The other issue that comes up—and I respect that the Deputy Manager of Opposition Business has raised this a couple of times—is the issue of amendments, as though somehow it would be a victory for me and why don't I want to get the bill through in the exact form. Senate inquiries can improve legislation. They are often do, particularly on provisions like this. And I might say some of the people in the Senate who voted for these private members' bills are also negotiating with me about amendments to the provisions in the main bill. They don't want them to go through in this form either. Evidence has been brought to the Senate committee on each of these four bills about how some of the different provisions need to be tweaked to have maximum effect. As the Leader of the House, I probably let the House down—I don't knock the Senate as much as most of my predecessors did. I'm more respectful. That might just be because Senator Wong is the leader over there and it's just a smarter course of action.
Brian Mitchell (Lyons, Australian Labor Party) Share this | Link to this | Hansard source
Self preservation!
Mr Tony Burke (Watson, Australian Labor Party, Minister for Employment and Workplace Relations) Share this | Link to this | Hansard source
But I don't bag the Senate. Maybe it's because I was briefly in an upper house in the state parliament. But the process of an inquiry, particularly on a bill like this—of getting stakeholders to make submissions, of getting cross-party conversation to say what amendments might improve things here and then to get the report and to make amendments as a result—does land you in better legislation. And the Senate inquiry was probably pretty close to ready to report. If you look at their hearing schedule, they may well have been able to report next week. They probably could have. Why will they not? Because the Liberal and National parties voted that they are not allowed to.
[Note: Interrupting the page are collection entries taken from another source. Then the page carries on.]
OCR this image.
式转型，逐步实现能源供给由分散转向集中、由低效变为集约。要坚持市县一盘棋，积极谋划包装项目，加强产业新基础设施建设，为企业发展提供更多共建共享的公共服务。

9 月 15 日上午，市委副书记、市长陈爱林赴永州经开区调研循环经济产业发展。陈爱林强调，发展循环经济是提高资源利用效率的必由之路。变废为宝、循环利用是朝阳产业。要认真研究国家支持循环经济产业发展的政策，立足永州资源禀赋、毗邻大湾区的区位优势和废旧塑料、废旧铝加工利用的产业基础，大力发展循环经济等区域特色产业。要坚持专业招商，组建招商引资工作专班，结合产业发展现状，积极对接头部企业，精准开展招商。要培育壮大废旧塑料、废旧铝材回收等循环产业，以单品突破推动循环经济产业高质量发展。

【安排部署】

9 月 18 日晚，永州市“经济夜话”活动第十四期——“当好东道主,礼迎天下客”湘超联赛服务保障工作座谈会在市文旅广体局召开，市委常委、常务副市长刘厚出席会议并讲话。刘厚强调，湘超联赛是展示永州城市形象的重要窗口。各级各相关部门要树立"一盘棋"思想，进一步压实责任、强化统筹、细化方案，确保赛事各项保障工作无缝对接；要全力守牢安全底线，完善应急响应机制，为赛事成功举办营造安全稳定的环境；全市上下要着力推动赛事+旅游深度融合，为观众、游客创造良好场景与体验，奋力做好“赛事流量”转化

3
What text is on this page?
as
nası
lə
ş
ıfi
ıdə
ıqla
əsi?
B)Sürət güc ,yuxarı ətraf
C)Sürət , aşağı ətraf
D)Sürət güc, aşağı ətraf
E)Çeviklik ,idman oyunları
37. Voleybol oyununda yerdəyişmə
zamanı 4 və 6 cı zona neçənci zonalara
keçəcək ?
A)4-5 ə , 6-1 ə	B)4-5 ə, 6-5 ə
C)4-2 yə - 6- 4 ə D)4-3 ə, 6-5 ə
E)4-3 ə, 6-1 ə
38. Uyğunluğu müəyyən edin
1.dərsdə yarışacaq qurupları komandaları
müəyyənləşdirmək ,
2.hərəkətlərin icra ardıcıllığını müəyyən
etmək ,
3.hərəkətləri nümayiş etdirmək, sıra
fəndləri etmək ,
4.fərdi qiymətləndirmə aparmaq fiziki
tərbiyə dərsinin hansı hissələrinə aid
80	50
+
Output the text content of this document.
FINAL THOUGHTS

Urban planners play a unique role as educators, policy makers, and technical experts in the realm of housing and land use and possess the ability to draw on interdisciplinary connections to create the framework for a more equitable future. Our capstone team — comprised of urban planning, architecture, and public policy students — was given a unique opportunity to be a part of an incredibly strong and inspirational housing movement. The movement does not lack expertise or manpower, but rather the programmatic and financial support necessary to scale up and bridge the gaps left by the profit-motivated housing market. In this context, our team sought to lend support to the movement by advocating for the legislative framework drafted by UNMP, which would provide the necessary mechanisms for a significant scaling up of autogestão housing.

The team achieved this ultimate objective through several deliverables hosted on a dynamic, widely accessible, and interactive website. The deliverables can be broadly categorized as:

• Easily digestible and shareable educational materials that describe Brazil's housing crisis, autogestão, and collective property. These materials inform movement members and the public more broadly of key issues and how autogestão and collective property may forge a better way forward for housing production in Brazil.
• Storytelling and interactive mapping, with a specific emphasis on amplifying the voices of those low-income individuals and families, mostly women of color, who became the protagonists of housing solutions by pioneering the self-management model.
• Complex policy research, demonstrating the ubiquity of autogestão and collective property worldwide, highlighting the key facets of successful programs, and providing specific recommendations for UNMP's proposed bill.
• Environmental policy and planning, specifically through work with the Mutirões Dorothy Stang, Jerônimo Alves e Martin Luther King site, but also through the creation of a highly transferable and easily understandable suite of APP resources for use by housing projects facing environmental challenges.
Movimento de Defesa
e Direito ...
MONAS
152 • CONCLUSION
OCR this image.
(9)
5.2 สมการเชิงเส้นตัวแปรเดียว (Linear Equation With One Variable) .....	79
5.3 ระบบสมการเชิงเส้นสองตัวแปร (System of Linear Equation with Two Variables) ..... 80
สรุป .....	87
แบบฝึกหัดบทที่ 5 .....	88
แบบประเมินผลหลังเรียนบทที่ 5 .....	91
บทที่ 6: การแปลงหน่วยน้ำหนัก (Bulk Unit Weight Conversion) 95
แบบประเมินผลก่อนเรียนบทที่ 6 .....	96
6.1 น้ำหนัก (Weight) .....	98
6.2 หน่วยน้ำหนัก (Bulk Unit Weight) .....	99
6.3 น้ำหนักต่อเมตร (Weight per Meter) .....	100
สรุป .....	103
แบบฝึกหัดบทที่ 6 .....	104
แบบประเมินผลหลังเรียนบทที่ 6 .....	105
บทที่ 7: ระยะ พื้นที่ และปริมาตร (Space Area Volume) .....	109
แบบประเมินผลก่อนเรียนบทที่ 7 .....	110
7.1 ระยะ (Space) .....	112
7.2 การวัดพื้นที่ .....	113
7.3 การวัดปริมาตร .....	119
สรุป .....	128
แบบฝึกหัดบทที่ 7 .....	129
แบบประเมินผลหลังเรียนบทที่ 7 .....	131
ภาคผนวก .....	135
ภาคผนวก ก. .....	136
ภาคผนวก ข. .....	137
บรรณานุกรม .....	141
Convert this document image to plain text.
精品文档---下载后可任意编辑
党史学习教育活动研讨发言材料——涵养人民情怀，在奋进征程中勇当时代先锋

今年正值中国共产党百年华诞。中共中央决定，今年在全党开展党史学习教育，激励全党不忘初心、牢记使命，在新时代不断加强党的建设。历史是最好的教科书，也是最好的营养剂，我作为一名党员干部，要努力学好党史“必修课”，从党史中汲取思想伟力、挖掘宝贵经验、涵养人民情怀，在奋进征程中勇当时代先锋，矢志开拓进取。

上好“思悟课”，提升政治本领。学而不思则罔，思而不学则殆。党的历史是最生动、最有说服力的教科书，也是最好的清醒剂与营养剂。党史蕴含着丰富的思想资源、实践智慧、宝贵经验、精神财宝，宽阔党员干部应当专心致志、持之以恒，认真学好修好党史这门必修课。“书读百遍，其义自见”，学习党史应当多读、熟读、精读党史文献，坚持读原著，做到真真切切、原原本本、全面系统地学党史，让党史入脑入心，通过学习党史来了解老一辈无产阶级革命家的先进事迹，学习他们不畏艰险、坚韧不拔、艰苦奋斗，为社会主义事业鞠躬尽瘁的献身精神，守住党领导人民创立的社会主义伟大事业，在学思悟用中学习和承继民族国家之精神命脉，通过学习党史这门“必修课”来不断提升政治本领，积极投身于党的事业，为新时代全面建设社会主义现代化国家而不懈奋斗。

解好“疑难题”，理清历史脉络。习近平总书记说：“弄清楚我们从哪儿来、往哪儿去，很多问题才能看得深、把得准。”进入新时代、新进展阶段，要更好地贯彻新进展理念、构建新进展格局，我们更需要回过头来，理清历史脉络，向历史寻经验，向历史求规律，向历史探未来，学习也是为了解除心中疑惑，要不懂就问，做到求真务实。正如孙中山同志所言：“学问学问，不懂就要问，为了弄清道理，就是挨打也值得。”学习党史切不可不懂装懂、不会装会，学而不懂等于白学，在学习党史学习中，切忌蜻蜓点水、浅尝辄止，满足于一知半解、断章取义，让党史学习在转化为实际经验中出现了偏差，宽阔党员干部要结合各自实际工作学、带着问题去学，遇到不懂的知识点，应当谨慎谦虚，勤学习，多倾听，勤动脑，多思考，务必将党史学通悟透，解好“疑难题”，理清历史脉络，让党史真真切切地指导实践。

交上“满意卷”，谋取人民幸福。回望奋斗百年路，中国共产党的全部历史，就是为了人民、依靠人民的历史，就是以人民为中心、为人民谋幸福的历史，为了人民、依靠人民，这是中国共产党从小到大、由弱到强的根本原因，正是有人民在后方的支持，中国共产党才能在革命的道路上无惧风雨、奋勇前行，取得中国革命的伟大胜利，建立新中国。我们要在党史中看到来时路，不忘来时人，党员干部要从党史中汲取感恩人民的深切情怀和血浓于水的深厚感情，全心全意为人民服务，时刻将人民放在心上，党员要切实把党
Even if they are ready to report, they are not allowed to, and they're not allowed to because those opposite changed the rule from 'report by 1 February' to 'must not report before 1 February'. That looks to me like a delaying tactic. It looks like this entire charade is nothing but a delaying tactic for the opposition. I don't have that view of why Senator Lambie has participated in it or why Senator Pocock or Senator Tyrrell have participated in it. But I'll tell you what: it's exactly why Senator Cash was all over it. It's exactly why the Liberal Party and the National Party were suddenly all in on provisions they had never supported and, when they had a chance to debate the bill, provisions they never referenced. What do they want to delay? They want to delay legislation that will close loopholes and make sure people are paid properly. With everything that is happening with cost of living at the moment, that will never be our position.
Milton Dick (Speaker) Share this | Link to this | Hansard source
The question before the House is that the motion moved by the Manager of Opposition Business be agreed to.